The answer to this question can be found in Act One of this excellent play. As Abigail and Proctor stand over the catatonic Betty, the congregation below begin to sing a psalm from the Bible. However, as the phrase "going up to Jesus" is heard in the psalm, Betty claps her hands over her ears so she is unable to hear the name of Jesus and begins whining loudly. This gradually escalates into screaming. Of course, when the psalm is finished and Betty's father rushes into the room, accompanied by the Putnams, this is seen as further evidence that some kind of witchery has been going on, as Mrs. Putnam makes perfectly clear:
The psalm! The psalm! She cannot bear to hear the Lord's name!
Thus it is that the suspicions of witchery in Salem begin and are fuelled by Betty's response to hearing the name of Jesus.

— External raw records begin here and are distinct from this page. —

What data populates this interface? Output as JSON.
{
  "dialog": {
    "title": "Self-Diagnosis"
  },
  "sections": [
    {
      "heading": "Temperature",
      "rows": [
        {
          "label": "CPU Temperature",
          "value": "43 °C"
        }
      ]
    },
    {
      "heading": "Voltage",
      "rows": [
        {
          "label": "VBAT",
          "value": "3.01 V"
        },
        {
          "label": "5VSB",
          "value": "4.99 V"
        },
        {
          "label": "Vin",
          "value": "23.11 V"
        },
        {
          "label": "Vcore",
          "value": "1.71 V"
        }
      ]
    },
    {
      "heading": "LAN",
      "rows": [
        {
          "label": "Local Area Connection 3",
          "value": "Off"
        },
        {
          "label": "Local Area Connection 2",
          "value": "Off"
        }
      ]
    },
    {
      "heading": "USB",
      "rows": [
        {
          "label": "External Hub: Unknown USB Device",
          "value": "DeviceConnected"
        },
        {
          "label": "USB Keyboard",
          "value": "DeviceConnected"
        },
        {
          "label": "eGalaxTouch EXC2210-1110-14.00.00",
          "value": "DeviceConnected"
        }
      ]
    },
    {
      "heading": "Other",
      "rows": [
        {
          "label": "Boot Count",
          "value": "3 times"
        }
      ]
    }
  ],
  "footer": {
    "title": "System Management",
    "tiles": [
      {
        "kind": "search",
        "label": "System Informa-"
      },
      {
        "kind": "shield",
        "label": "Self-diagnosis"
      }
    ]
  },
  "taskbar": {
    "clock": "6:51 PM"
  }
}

While the congregation, below, is singing a psalm, John Proctor and Abigail Williams, Betty's cousin, are arguing about their relationship, right in front of Betty's prone body. As the people sing, Abigail is describing the "pretense" in Salem, the way John opened her eyes to the "lying lessons" she'd been taught. As their conversation becomes more tense and angry, it seems possible that Betty is actually responding to the argument between these former lovers, and it just happens to be when the words "going up to Jesus" are heard. An inability to hear the Lord's name was believed to be a sure sign of witchcraft, but we (and Arthur Miller, the author) know that Betty is not witched; in fact, there is no such thing as witchcraft. It was just prior to John's entrance that Betty woke on her own, and she is "frightened of Abigail" (according to stage direction). She accuses Abigail of drinking blood, saying that she "drank a charm to kill Goody Proctor," John Proctor's wife. Therefore, this relationship between her cousin and John is an obvious source of stress and anxiety to her, and she accuses Abigail of lying to her father, the Reverend Parris, about what she did in the forest. For all these reasons, it makes sense to consider the idea that Betty screams as a result of her anxiety about what her cousin has done, as well as her guilt over her own involvement in the woods.